Tuesday, July 29, 2014

Sketches Used in Crime Investigations

Crimes happen almost everyday at every corner of the world.

To sort out the situation, cops, investigators, and lawyers are usually called to take part in solving the horrid problem. But in initial and ongoing procedures, the service of a sketch artist is often needed to draw out the crime scene location. This helps the investigation visualize and analyze the details with their job in solving the crime case.

Sketches - Crime Scene
Photo credits: Smartdraw.com

What Is a Crime Scene Sketch?

This necessary file serves as one of the essentials in depicting the scene of the crime that cannot be easily accomplished with video footages, photos and notes. Crime scene sketches are needed badly for accuracy and rapid investigation of the case. It role of bringing out accuracy correlates the testimonies of suspect and witnesses and serves as a valid reference if one is question with his involvement with the crime. 

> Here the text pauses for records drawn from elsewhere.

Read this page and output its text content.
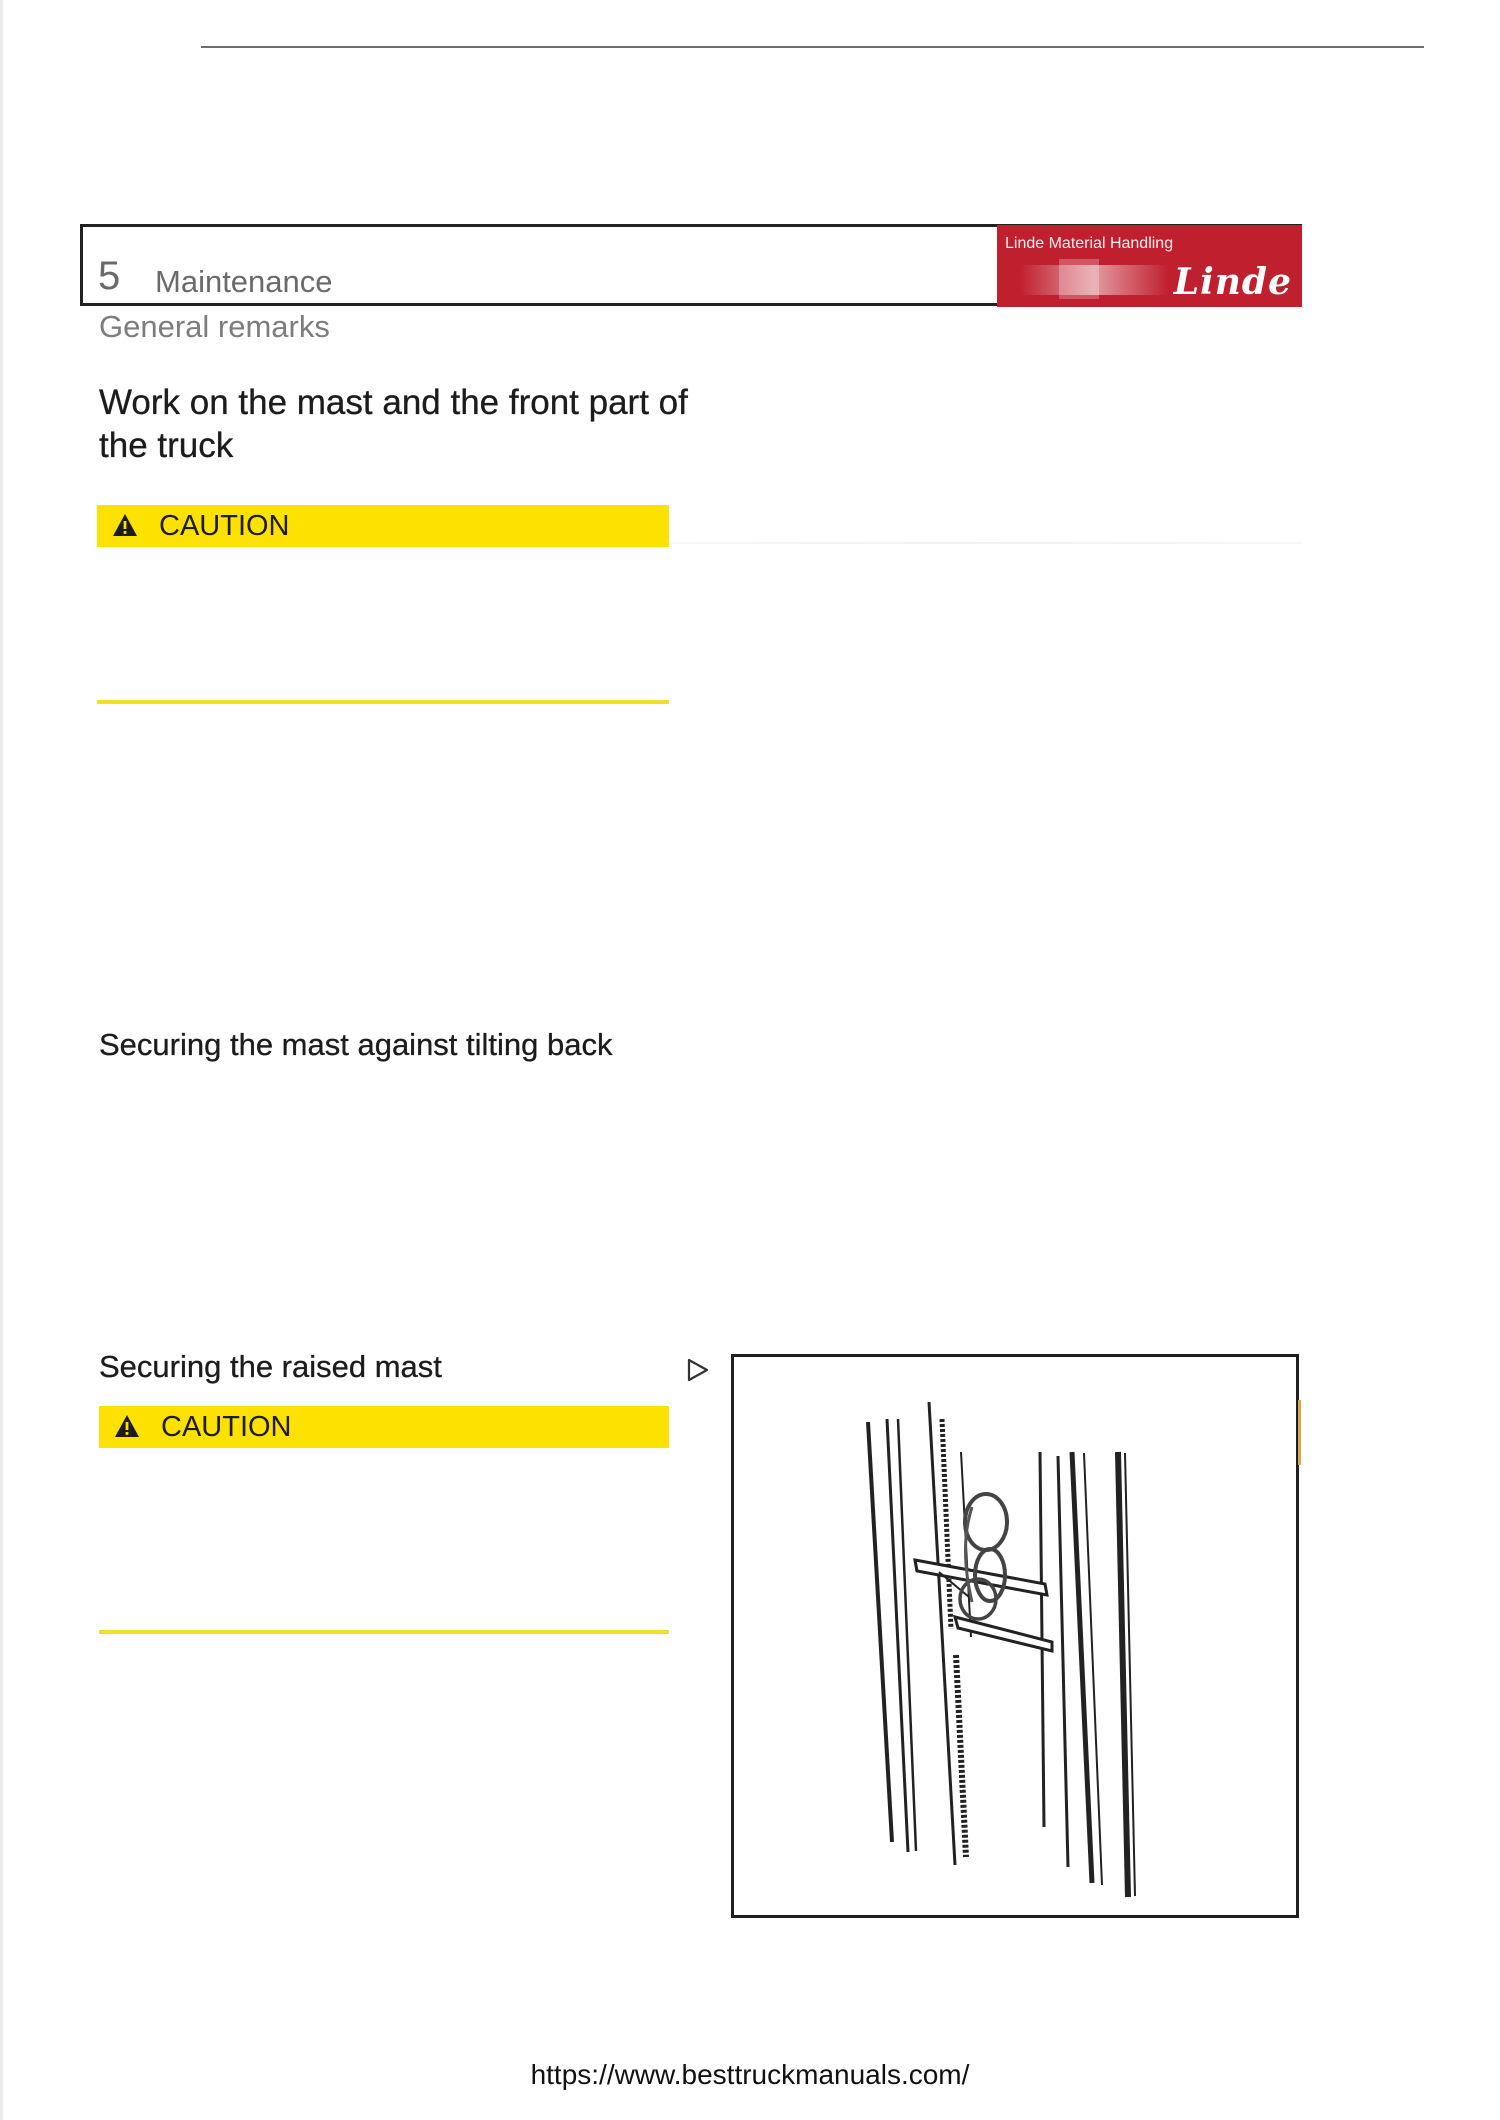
5 Maintenance
General remarks
Linde Material Handling
Linde
Work on the mast and the front part of the truck
CAUTION
Securing the mast against tilting back
Securing the raised mast
CAUTION
https://www.besttruckmanuals.com/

Before the artist starts up with his crime scene sketch, there are things which he needs to include and exclude which may be necessary or not necessary. The only time that he is required to extend his sketches is when the case or scene happens to be complicated.

Why Are They Important?

For accuracy and rapid flow of investigations, crime scene sketches are required to be made by a specialized artist in service of several police outlets. It serves as a proof or a relying visual to interrogate and question people involved with the crime. Crime scene sketches are also important with investigations because it preserves relationship of discovered evidence as well as the condition of the crime scene by the time the documenter was observing it. 

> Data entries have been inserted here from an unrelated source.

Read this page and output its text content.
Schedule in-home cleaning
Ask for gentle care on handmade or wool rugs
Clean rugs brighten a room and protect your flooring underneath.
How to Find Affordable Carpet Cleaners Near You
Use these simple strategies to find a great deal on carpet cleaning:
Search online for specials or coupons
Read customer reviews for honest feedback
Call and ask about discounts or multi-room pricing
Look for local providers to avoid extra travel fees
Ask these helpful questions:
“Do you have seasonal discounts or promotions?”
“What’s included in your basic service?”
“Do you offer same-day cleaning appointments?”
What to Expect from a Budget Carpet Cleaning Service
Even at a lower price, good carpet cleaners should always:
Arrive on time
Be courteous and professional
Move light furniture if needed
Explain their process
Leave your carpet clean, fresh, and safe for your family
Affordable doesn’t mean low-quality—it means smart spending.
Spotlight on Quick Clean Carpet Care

There are several types of crime sketches that may be applicable or not applicable to the investigation.

1.Overview Sketch

The most common type of sketch in most crime investigations.With its name itself, the overview sketch depicts a bird's view scene or a floor plan view for the one looking at the sketch. It is drawn in horizontal plane form and shows the different areas covered and involved in the crime. Laying out these details in the sketch comes in handy when the crime is involved in outdoor location or areas.

2. Elevation Sketch

Drawn in vertical plane form. This sketch usually applies when the investigation requires the actual appearance of things and sections stained and smeared with blood. An elevation sketch is also applied if there are certain bullet holes that needs to be specified with its location.

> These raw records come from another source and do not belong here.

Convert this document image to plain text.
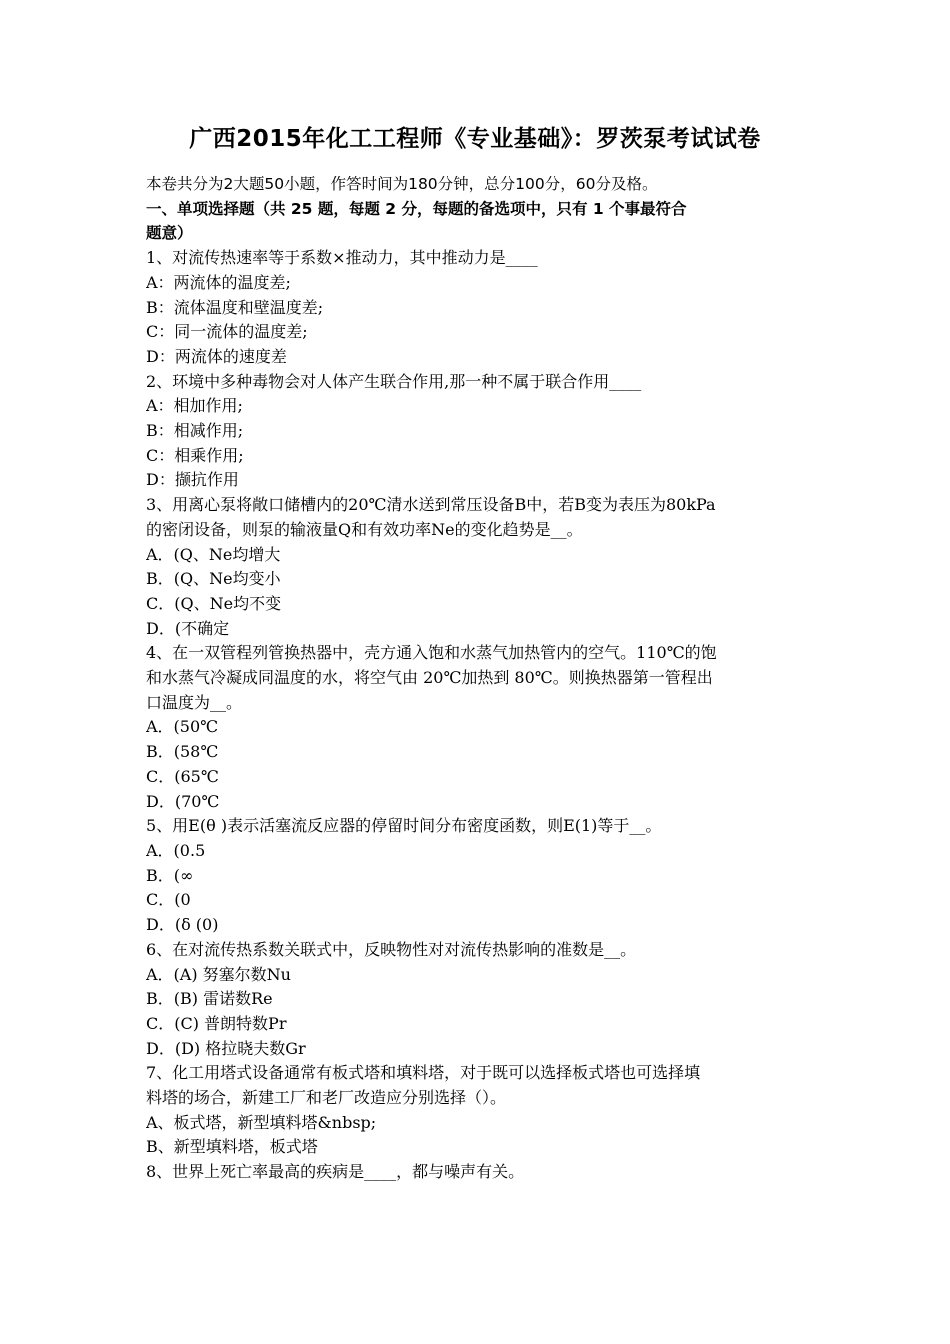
广西2015年化工工程师《专业基础》：罗茨泵考试试卷
本卷共分为2大题50小题，作答时间为180分钟，总分100分，60分及格。
一、单项选择题（共 25 题，每题 2 分，每题的备选项中，只有 1 个事最符合
题意）
1、对流传热速率等于系数×推动力，其中推动力是____
A：两流体的温度差;
B：流体温度和壁温度差;
C：同一流体的温度差;
D：两流体的速度差
2、环境中多种毒物会对人体产生联合作用,那一种不属于联合作用____
A：相加作用;
B：相减作用;
C：相乘作用;
D：撷抗作用
3、用离心泵将敞口储槽内的20℃清水送到常压设备B中，若B变为表压为80kPa
的密闭设备，则泵的输液量Q和有效功率Ne的变化趋势是__。
A．(Q、Ne均增大
B．(Q、Ne均变小
C．(Q、Ne均不变
D．(不确定
4、在一双管程列管换热器中，壳方通入饱和水蒸气加热管内的空气。110℃的饱
和水蒸气冷凝成同温度的水，将空气由 20℃加热到 80℃。则换热器第一管程出
口温度为__。
A．(50℃
B．(58℃
C．(65℃
D．(70℃
5、用E(θ )表示活塞流反应器的停留时间分布密度函数，则E(1)等于__。
A．(0.5
B．(∞
C．(0
D．(δ (0)
6、在对流传热系数关联式中，反映物性对对流传热影响的准数是__。
A．(A) 努塞尔数Nu
B．(B) 雷诺数Re
C．(C) 普朗特数Pr
D．(D) 格拉晓夫数Gr
7、化工用塔式设备通常有板式塔和填料塔，对于既可以选择板式塔也可选择填
料塔的场合，新建工厂和老厂改造应分别选择（）。
A、板式塔，新型填料塔&nbsp;
B、新型填料塔，板式塔
8、世界上死亡率最高的疾病是____，都与噪声有关。
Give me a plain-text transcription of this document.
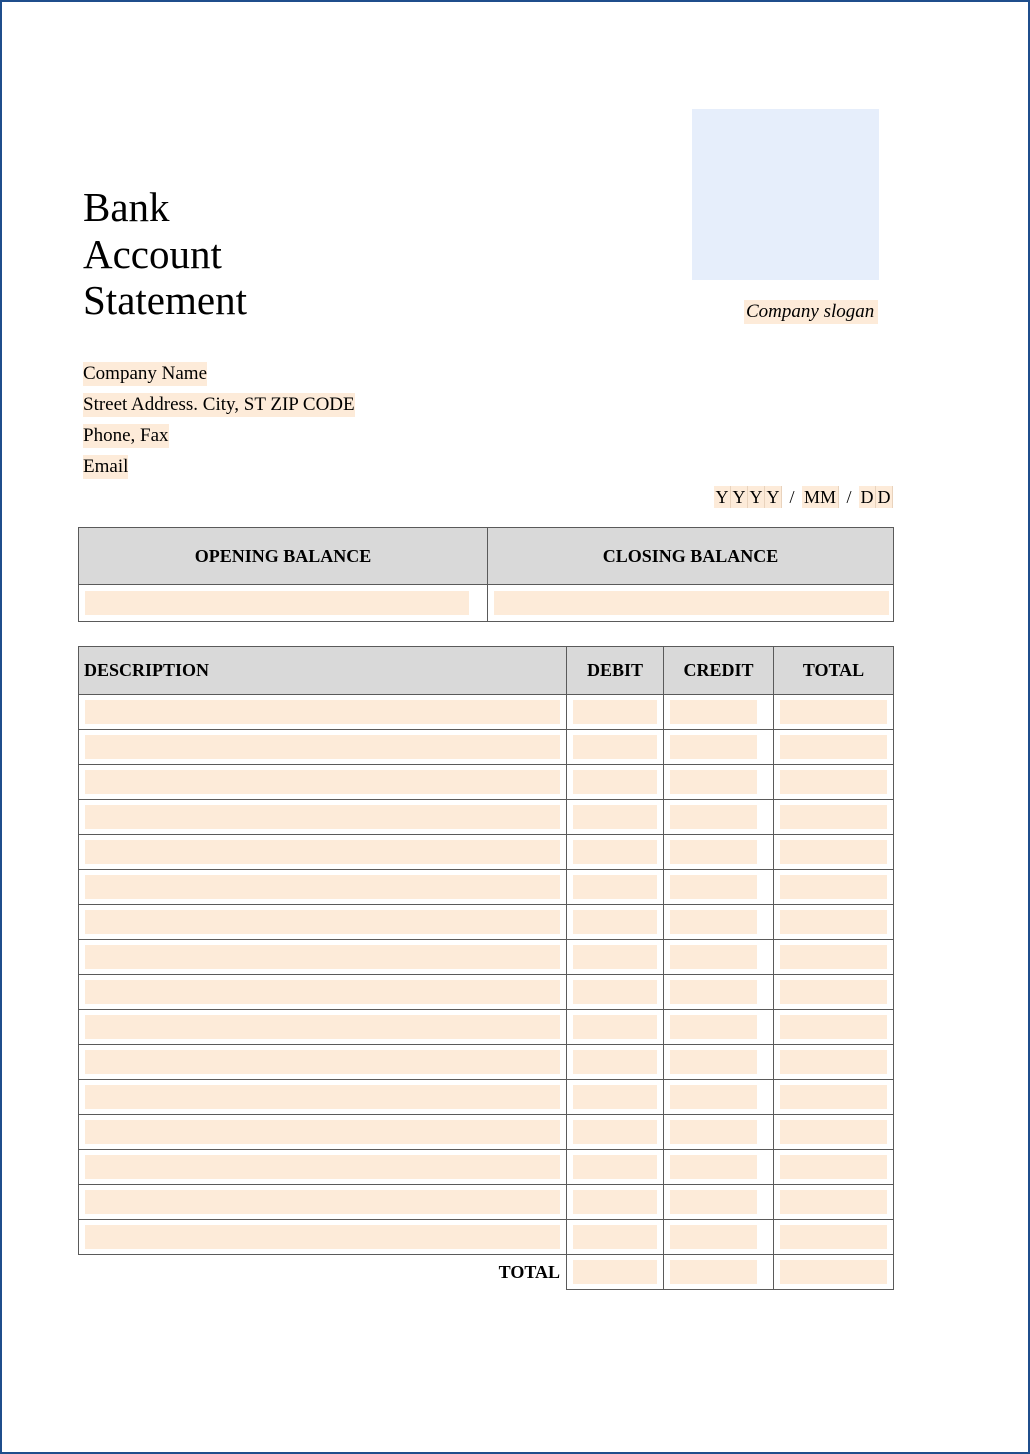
Bank
Account
Statement	Company slogan
Company Name
Street Address. City, ST ZIP CODE
Phone, Fax
Email
Y Y Y Y / MM / D D
OPENING BALANCE	CLOSING BALANCE

DESCRIPTION	DEBIT	CREDIT	TOTAL

TOTAL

3. Cross-projection Sketch

This is quite similar to the overview sketch but it varies with the depth applied on the objects on crime scene sketches. Also in horizontal form, cross-projection sketches is depicted as an exploded and open view of sections necessary for the investigation. The details are drawn in simplified matter. It is laid out flat and objects are also sketched in their relative positions.

4. Perspective Sketch

Labeled to be the most complex crime scene sketch among other types. It requires detailed and vivid objects to visualize the actual scene that happened in the crime. Artist needs to extend his creative skill to depict the crime situation in three dimensions.

Creating the Sketch

When starting up the sketch, the artist needs consider several calculations and measurements that are necessary when depicting the scene. These measurements would come from the police and investigators who had inspected the area. After the actual sketch, the artist must label out the distance, equations, sections which are stained with blood and areas which were holed with gun bullets. The labeling should be emphasized with a pen. The red color would be most applicable.